Арон оказывается в комнате, я закрываю дверь и прижимаюсь к ней спиной, обхватив себя руками, чтобы поддержать, иначе я поскользнусь, упаду, развалюсь.
— Куда ты собралась? — снова спрашивает он.
Я не отвечаю ему сразу. Молчу и наблюдаю за ним, втайне сильно ущипнув себя за руку. Может быть, это всё-таки сон. Может, я глубоко заснула, пока вертелась в постели, и мне всё это привиделось.
Я щиплю больнее.
Арон смотрит на меня с выражением не меньшей тревоги, чем у меня.
Тогда я набираюсь смелости, хватаю его за лацкан, заставляю держаться поближе ко мне и говорю:
— К тебе.
Его хмурый взгляд превращается в ослепительную улыбку. Арон придвигается ближе, его обнажённая грудь видна между отворотами рубашки, застёгнутой на одну пуговицу. Протягивает руку. Опускает ладонь мне на шею, под волосы. Он стоит и смотрит на меня с улыбкой, пахнущей солнцем.
— Почему?
— Чтобы… продолжить разговор, который… который мы начали накануне. Ты… Ты сказал, что… что мне нужно тебе помочь понять, чего ты хочешь… от меня.
— Я так сказал.
— Я готова… помочь тебе.
— У меня бардак в голове, Джейн. Непостижимый бардак, поверь мне.
— Это неважно.
— Не имеет значения? — переспрашивает он.
— Нет. Главное — желание понять.
— Мне кажется, ты не представляешь, что значит для меня желание понять.
Сглатываю, продолжая держать свою панику под контролем. Неужели я действительно думаю о чём-то настолько рискованном? Неужели я и правда собираюсь сказать ему то, что собираюсь? Как это возможно, — я не собираюсь отступать? Как возможно, что я предвижу риск, на который пойду, и пропасть, в которую неизбежно упаду? Куда делся мой страх? Почему на смену ему пришло это отчаянное желание?
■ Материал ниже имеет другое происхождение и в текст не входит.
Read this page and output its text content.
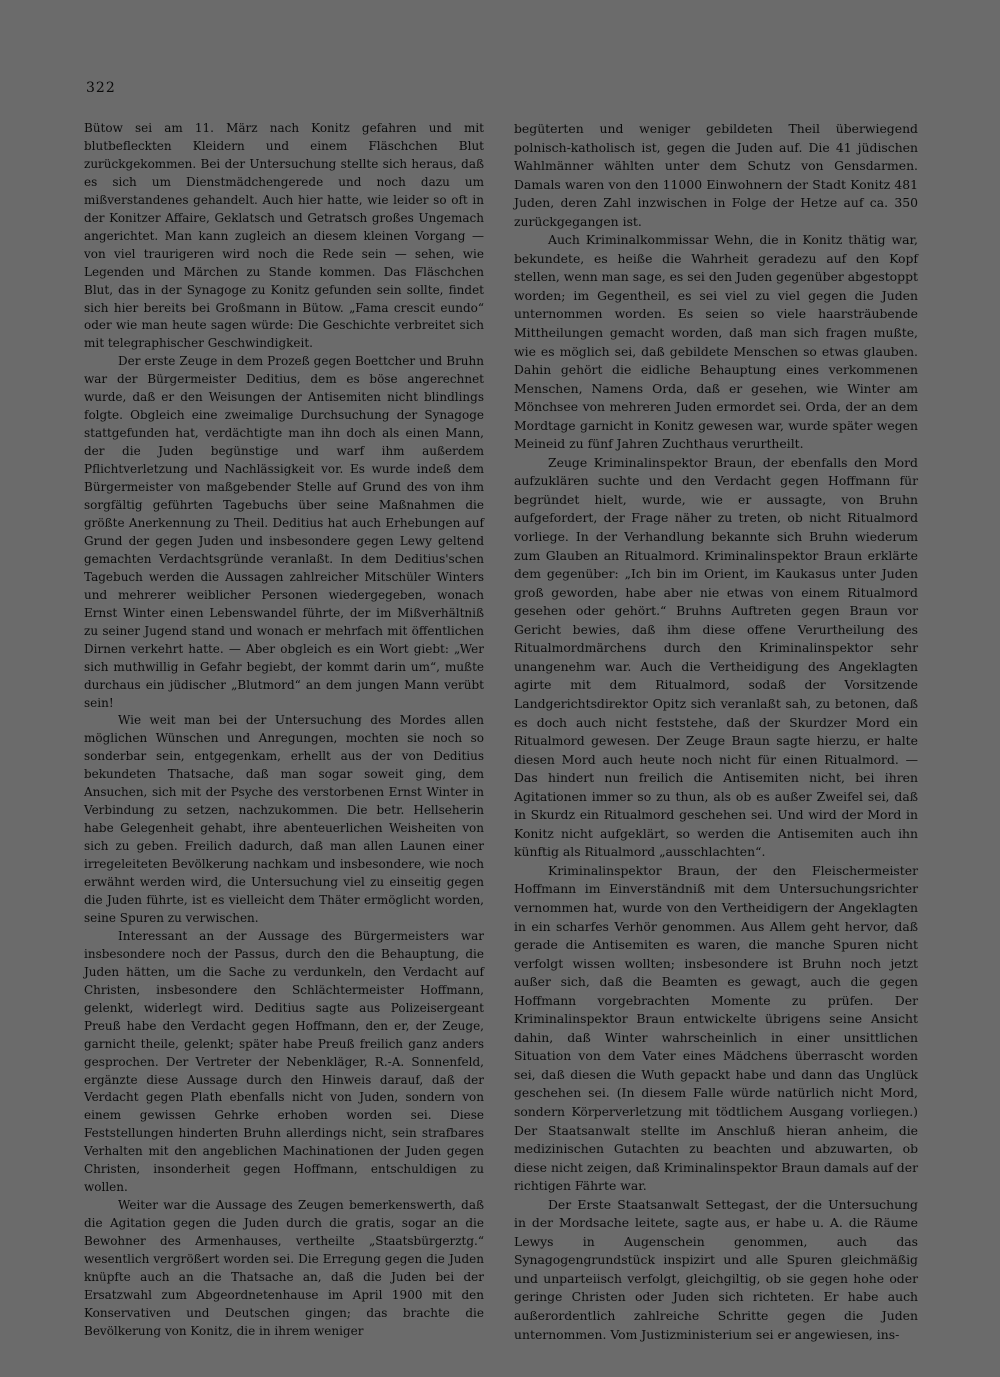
322

Bütow sei am 11. März nach Konitz gefahren und mit blutbefleckten Kleidern und einem Fläschchen Blut zurückgekommen. Bei der Untersuchung stellte sich heraus, daß es sich um Dienstmädchengerede und noch dazu um mißverstandenes gehandelt. Auch hier hatte, wie leider so oft in der Konitzer Affaire, Geklatsch und Getratsch großes Ungemach angerichtet. Man kann zugleich an diesem kleinen Vorgang — von viel traurigeren wird noch die Rede sein — sehen, wie Legenden und Märchen zu Stande kommen. Das Fläschchen Blut, das in der Synagoge zu Konitz gefunden sein sollte, findet sich hier bereits bei Großmann in Bütow. „Fama crescit eundo“ oder wie man heute sagen würde: Die Geschichte verbreitet sich mit telegraphischer Geschwindigkeit.

Der erste Zeuge in dem Prozeß gegen Boettcher und Bruhn war der Bürgermeister Deditius, dem es böse angerechnet wurde, daß er den Weisungen der Antisemiten nicht blindlings folgte. Obgleich eine zweimalige Durchsuchung der Synagoge stattgefunden hat, verdächtigte man ihn doch als einen Mann, der die Juden begünstige und warf ihm außerdem Pflichtverletzung und Nachlässigkeit vor. Es wurde indeß dem Bürgermeister von maßgebender Stelle auf Grund des von ihm sorgfältig geführten Tagebuchs über seine Maßnahmen die größte Anerkennung zu Theil. Deditius hat auch Erhebungen auf Grund der gegen Juden und insbesondere gegen Lewy geltend gemachten Verdachtsgründe veranlaßt. In dem Deditius'schen Tagebuch werden die Aussagen zahlreicher Mitschüler Winters und mehrerer weiblicher Personen wiedergegeben, wonach Ernst Winter einen Lebenswandel führte, der im Mißverhältniß zu seiner Jugend stand und wonach er mehrfach mit öffentlichen Dirnen verkehrt hatte. — Aber obgleich es ein Wort giebt: „Wer sich muthwillig in Gefahr begiebt, der kommt darin um“, mußte durchaus ein jüdischer „Blutmord“ an dem jungen Mann verübt sein!

Wie weit man bei der Untersuchung des Mordes allen möglichen Wünschen und Anregungen, mochten sie noch so sonderbar sein, entgegenkam, erhellt aus der von Deditius bekundeten Thatsache, daß man sogar soweit ging, dem Ansuchen, sich mit der Psyche des verstorbenen Ernst Winter in Verbindung zu setzen, nachzukommen. Die betr. Hellseherin habe Gelegenheit gehabt, ihre abenteuerlichen Weisheiten von sich zu geben. Freilich dadurch, daß man allen Launen einer irregeleiteten Bevölkerung nachkam und insbesondere, wie noch erwähnt werden wird, die Untersuchung viel zu einseitig gegen die Juden führte, ist es vielleicht dem Thäter ermöglicht worden, seine Spuren zu verwischen.

Interessant an der Aussage des Bürgermeisters war insbesondere noch der Passus, durch den die Behauptung, die Juden hätten, um die Sache zu verdunkeln, den Verdacht auf Christen, insbesondere den Schlächtermeister Hoffmann, gelenkt, widerlegt wird. Deditius sagte aus Polizeisergeant Preuß habe den Verdacht gegen Hoffmann, den er, der Zeuge, garnicht theile, gelenkt; später habe Preuß freilich ganz anders gesprochen. Der Vertreter der Nebenkläger, R.-A. Sonnenfeld, ergänzte diese Aussage durch den Hinweis darauf, daß der Verdacht gegen Plath ebenfalls nicht von Juden, sondern von einem gewissen Gehrke erhoben worden sei. Diese Feststellungen hinderten Bruhn allerdings nicht, sein strafbares Verhalten mit den angeblichen Machinationen der Juden gegen Christen, insonderheit gegen Hoffmann, entschuldigen zu wollen.

Weiter war die Aussage des Zeugen bemerkenswerth, daß die Agitation gegen die Juden durch die gratis, sogar an die Bewohner des Armenhauses, vertheilte „Staatsbürgerztg.“ wesentlich vergrößert worden sei. Die Erregung gegen die Juden knüpfte auch an die Thatsache an, daß die Juden bei der Ersatzwahl zum Abgeordnetenhause im April 1900 mit den Konservativen und Deutschen gingen; das brachte die Bevölkerung von Konitz, die in ihrem weniger

begüterten und weniger gebildeten Theil überwiegend polnisch-katholisch ist, gegen die Juden auf. Die 41 jüdischen Wahlmänner wählten unter dem Schutz von Gensdarmen. Damals waren von den 11000 Einwohnern der Stadt Konitz 481 Juden, deren Zahl inzwischen in Folge der Hetze auf ca. 350 zurückgegangen ist.

Auch Kriminalkommissar Wehn, die in Konitz thätig war, bekundete, es heiße die Wahrheit geradezu auf den Kopf stellen, wenn man sage, es sei den Juden gegenüber abgestoppt worden; im Gegentheil, es sei viel zu viel gegen die Juden unternommen worden. Es seien so viele haarsträubende Mittheilungen gemacht worden, daß man sich fragen mußte, wie es möglich sei, daß gebildete Menschen so etwas glauben. Dahin gehört die eidliche Behauptung eines verkommenen Menschen, Namens Orda, daß er gesehen, wie Winter am Mönchsee von mehreren Juden ermordet sei. Orda, der an dem Mordtage garnicht in Konitz gewesen war, wurde später wegen Meineid zu fünf Jahren Zuchthaus verurtheilt.

Zeuge Kriminalinspektor Braun, der ebenfalls den Mord aufzuklären suchte und den Verdacht gegen Hoffmann für begründet hielt, wurde, wie er aussagte, von Bruhn aufgefordert, der Frage näher zu treten, ob nicht Ritualmord vorliege. In der Verhandlung bekannte sich Bruhn wiederum zum Glauben an Ritualmord. Kriminalinspektor Braun erklärte dem gegenüber: „Ich bin im Orient, im Kaukasus unter Juden groß geworden, habe aber nie etwas von einem Ritualmord gesehen oder gehört.“ Bruhns Auftreten gegen Braun vor Gericht bewies, daß ihm diese offene Verurtheilung des Ritualmordmärchens durch den Kriminalinspektor sehr unangenehm war. Auch die Vertheidigung des Angeklagten agirte mit dem Ritualmord, sodaß der Vorsitzende Landgerichtsdirektor Opitz sich veranlaßt sah, zu betonen, daß es doch auch nicht feststehe, daß der Skurdzer Mord ein Ritualmord gewesen. Der Zeuge Braun sagte hierzu, er halte diesen Mord auch heute noch nicht für einen Ritualmord. — Das hindert nun freilich die Antisemiten nicht, bei ihren Agitationen immer so zu thun, als ob es außer Zweifel sei, daß in Skurdz ein Ritualmord geschehen sei. Und wird der Mord in Konitz nicht aufgeklärt, so werden die Antisemiten auch ihn künftig als Ritualmord „ausschlachten“.

Kriminalinspektor Braun, der den Fleischermeister Hoffmann im Einverständniß mit dem Untersuchungsrichter vernommen hat, wurde von den Vertheidigern der Angeklagten in ein scharfes Verhör genommen. Aus Allem geht hervor, daß gerade die Antisemiten es waren, die manche Spuren nicht verfolgt wissen wollten; insbesondere ist Bruhn noch jetzt außer sich, daß die Beamten es gewagt, auch die gegen Hoffmann vorgebrachten Momente zu prüfen. Der Kriminalinspektor Braun entwickelte übrigens seine Ansicht dahin, daß Winter wahrscheinlich in einer unsittlichen Situation von dem Vater eines Mädchens überrascht worden sei, daß diesen die Wuth gepackt habe und dann das Unglück geschehen sei. (In diesem Falle würde natürlich nicht Mord, sondern Körperverletzung mit tödtlichem Ausgang vorliegen.) Der Staatsanwalt stellte im Anschluß hieran anheim, die medizinischen Gutachten zu beachten und abzuwarten, ob diese nicht zeigen, daß Kriminalinspektor Braun damals auf der richtigen Fährte war.

Der Erste Staatsanwalt Settegast, der die Untersuchung in der Mordsache leitete, sagte aus, er habe u. A. die Räume Lewys in Augenschein genommen, auch das Synagogengrundstück inspizirt und alle Spuren gleichmäßig und unparteiisch verfolgt, gleichgiltig, ob sie gegen hohe oder geringe Christen oder Juden sich richteten. Er habe auch außerordentlich zahlreiche Schritte gegen die Juden unternommen. Vom Justizministerium sei er angewiesen, ins-
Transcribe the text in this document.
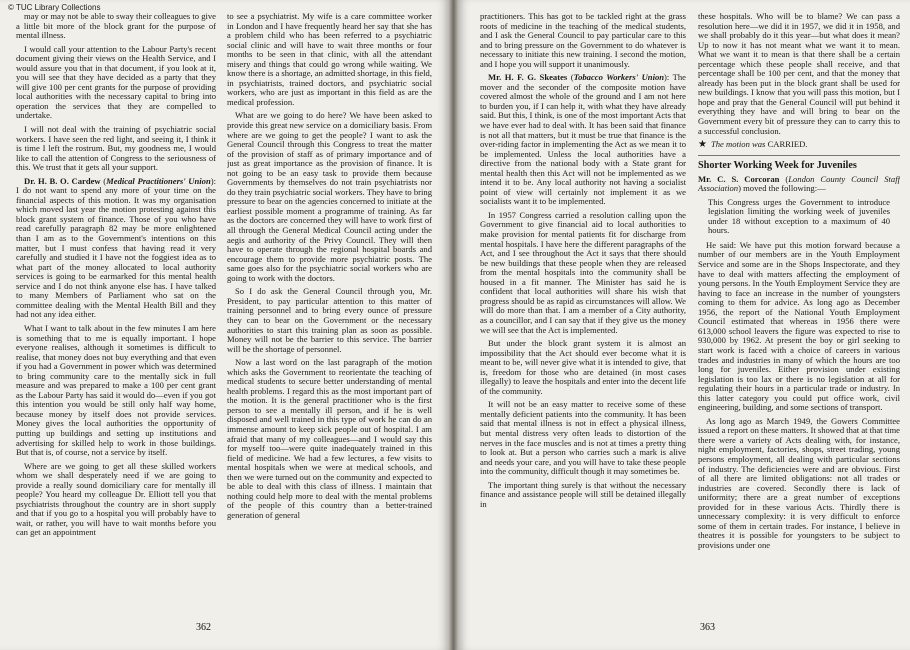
© TUC Library Collections

may or may not be able to sway their colleagues to give a little bit more of the block grant for the purpose of mental illness.

I would call your attention to the Labour Party's recent document giving their views on the Health Service, and I would assure you that in that document, if you look at it, you will see that they have decided as a party that they will give 100 per cent grants for the purpose of providing local authorities with the necessary capital to bring into operation the services that they are compelled to undertake.

I will not deal with the training of psychiatric social workers. I have seen the red light, and seeing it, I think it is time I left the rostrum. But, my goodness me, I would like to call the attention of Congress to the seriousness of this. We trust that it gets all your support.

Dr. H. B. O. Cardew (Medical Practitioners' Union): I do not want to spend any more of your time on the financial aspects of this motion. It was my organisation which moved last year the motion protesting against this block grant system of finance. Those of you who have read carefully paragraph 82 may be more enlightened than I am as to the Government's intentions on this matter, but I must confess that having read it very carefully and studied it I have not the foggiest idea as to what part of the money allocated to local authority services is going to be earmarked for this mental health service and I do not think anyone else has. I have talked to many Members of Parliament who sat on the committee dealing with the Mental Health Bill and they had not any idea either.

What I want to talk about in the few minutes I am here is something that to me is equally important. I hope everyone realises, although it sometimes is difficult to realise, that money does not buy everything and that even if you had a Government in power which was determined to bring community care to the mentally sick in full measure and was prepared to make a 100 per cent grant as the Labour Party has said it would do—even if you got this intention you would be still only half way home, because money by itself does not provide services. Money gives the local authorities the opportunity of putting up buildings and setting up institutions and advertising for skilled help to work in those buildings. But that is, of course, not a service by itself.

Where are we going to get all these skilled workers whom we shall desperately need if we are going to provide a really sound domiciliary care for mentally ill people? You heard my colleague Dr. Elliott tell you that psychiatrists throughout the country are in short supply and that if you go to a hospital you will probably have to wait, or rather, you will have to wait months before you can get an appointment

to see a psychiatrist. My wife is a care committee worker in London and I have frequently heard her say that she has a problem child who has been referred to a psychiatric social clinic and will have to wait three months or four months to be seen in that clinic, with all the attendant misery and things that could go wrong while waiting. We know there is a shortage, an admitted shortage, in this field, in psychiatrists, trained doctors, and psychiatric social workers, who are just as important in this field as are the medical profession.

What are we going to do here? We have been asked to provide this great new service on a domiciliary basis. From where are we going to get the people? I want to ask the General Council through this Congress to treat the matter of the provision of staff as of primary importance and of just as great importance as the provision of finance. It is not going to be an easy task to provide them because Governments by themselves do not train psychiatrists nor do they train psychiatric social workers. They have to bring pressure to bear on the agencies concerned to initiate at the earliest possible moment a programme of training. As far as the doctors are concerned they will have to work first of all through the General Medical Council acting under the aegis and authority of the Privy Council. They will then have to operate through the regional hospital boards and encourage them to provide more psychiatric posts. The same goes also for the psychiatric social workers who are going to work with the doctors.

So I do ask the General Council through you, Mr. President, to pay particular attention to this matter of training personnel and to bring every ounce of pressure they can to bear on the Government or the necessary authorities to start this training plan as soon as possible. Money will not be the barrier to this service. The barrier will be the shortage of personnel.

Now a last word on the last paragraph of the motion which asks the Government to reorientate the teaching of medical students to secure better understanding of mental health problems. I regard this as the most important part of the motion. It is the general practitioner who is the first person to see a mentally ill person, and if he is well disposed and well trained in this type of work he can do an immense amount to keep sick people out of hospital. I am afraid that many of my colleagues—and I would say this for myself too—were quite inadequately trained in this field of medicine. We had a few lectures, a few visits to mental hospitals when we were at medical schools, and then we were turned out on the community and expected to be able to deal with this class of illness. I maintain that nothing could help more to deal with the mental problems of the people of this country than a better-trained generation of general

362

practitioners. This has got to be tackled right at the grass roots of medicine in the teaching of the medical students, and I ask the General Council to pay particular care to this and to bring pressure on the Government to do whatever is necessary to initiate this new training. I second the motion, and I hope you will support it unanimously.

Mr. H. F. G. Skeates (Tobacco Workers' Union): The mover and the seconder of the composite motion have covered almost the whole of the ground and I am not here to burden you, if I can help it, with what they have already said. But this, I think, is one of the most important Acts that we have ever had to deal with. It has been said that finance is not all that matters, but it must be true that finance is the over-riding factor in implementing the Act as we mean it to be implemented. Unless the local authorities have a directive from the national body with a State grant for mental health then this Act will not be implemented as we intend it to be. Any local authority not having a socialist point of view will certainly not implement it as we socialists want it to be implemented.

In 1957 Congress carried a resolution calling upon the Government to give financial aid to local authorities to make provision for mental patients fit for discharge from mental hospitals. I have here the different paragraphs of the Act, and I see throughout the Act it says that there should be new buildings that these people when they are released from the mental hospitals into the community shall be housed in a fit manner. The Minister has said he is confident that local authorities will share his wish that progress should be as rapid as circumstances will allow. We will do more than that. I am a member of a City authority, as a councillor, and I can say that if they give us the money we will see that the Act is implemented.

But under the block grant system it is almost an impossibility that the Act should ever become what it is meant to be, will never give what it is intended to give, that is, freedom for those who are detained (in most cases illegally) to leave the hospitals and enter into the decent life of the community.

It will not be an easy matter to receive some of these mentally deficient patients into the community. It has been said that mental illness is not in effect a physical illness, but mental distress very often leads to distortion of the nerves in the face muscles and is not at times a pretty thing to look at. But a person who carries such a mark is alive and needs your care, and you will have to take these people into the community, difficult though it may sometimes be.

The important thing surely is that without the necessary finance and assistance people will still be detained illegally in

these hospitals. Who will be to blame? We can pass a resolution here—we did it in 1957, we did it in 1958, and we shall probably do it this year—but what does it mean? Up to now it has not meant what we want it to mean. What we want it to mean is that there shall be a certain percentage which these people shall receive, and that percentage shall be 100 per cent, and that the money that already has been put in the block grant shall be used for new buildings. I know that you will pass this motion, but I hope and pray that the General Council will put behind it everything they have and will bring to bear on the Government every bit of pressure they can to carry this to a successful conclusion.

★ The motion was CARRIED.

Shorter Working Week for Juveniles

Mr. C. S. Corcoran (London County Council Staff Association) moved the following:—

This Congress urges the Government to introduce legislation limiting the working week of juveniles under 18 without exception to a maximum of 40 hours.

He said: We have put this motion forward because a number of our members are in the Youth Employment Service and some are in the Shops Inspectorate, and they have to deal with matters affecting the employment of young persons. In the Youth Employment Service they are having to face an increase in the number of youngsters coming to them for advice. As long ago as December 1956, the report of the National Youth Employment Council estimated that whereas in 1956 there were 613,000 school leavers the figure was expected to rise to 930,000 by 1962. At present the boy or girl seeking to start work is faced with a choice of careers in various trades and industries in many of which the hours are too long for juveniles. Either provision under existing legislation is too lax or there is no legislation at all for regulating their hours in a particular trade or industry. In this latter category you could put office work, civil engineering, building, and some sections of transport.

As long ago as March 1949, the Gowers Committee issued a report on these matters. It showed that at that time there were a variety of Acts dealing with, for instance, night employment, factories, shops, street trading, young persons employment, all dealing with particular sections of industry. The deficiencies were and are obvious. First of all there are limited obligations: not all trades or industries are covered. Secondly there is lack of uniformity; there are a great number of exceptions provided for in these various Acts. Thirdly there is unnecessary complexity: it is very difficult to enforce some of them in certain trades. For instance, I believe in theatres it is possible for youngsters to be subject to provisions under one

363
— Да нет, я понимаю, — заявляю я. — Я тебе нравлюсь, хотя ты не совсем понимаешь, в каком смысле. И чтобы понять это, тебе недостаточно знать меня лучше на словах. Нужно… попытаться задействовать ощущения. Чтобы понять, нравлюсь ли я тебе… нравлюсь ли я тебе во всех отношениях. Если бы я тебе не нравилась, твои идеи были бы яснее. Если бы я тебе не нравилась, у тебя было бы подтверждение того, что единственная женщина, которая тебе действительно дорога, — это Лилиан.
Арон смотрит на меня с интенсивностью наведённого прицела.
— Джейн, кажется, ты живёшь в своём собственном мире, почти нереальном и невозможном, и всё же ты всё понимаешь. Иногда ты и правда похожа на ведьму.
— Я не ведьма. Я просто наблюдатель и мыслитель. В любом случае… согласна. — Я не говорю ему, что сама идея оказаться вместе с Лилиан, в роли неизвестной переменной в невероятном уравнении, уже кажется мне необыкновенной. Если Арон не знает, что чувствует ко мне, значит, он не знает, что чувствует и к ней. Если я сделаю паузу и подумаю об этом, если я действительно сосредоточусь на фильме с Ароном Ричмондом, Лилиан Пэрриш и собой, то ущипнуть себя за руку будет недостаточно. Я должна ударить себя по голове, чтобы убедиться, что не сплю.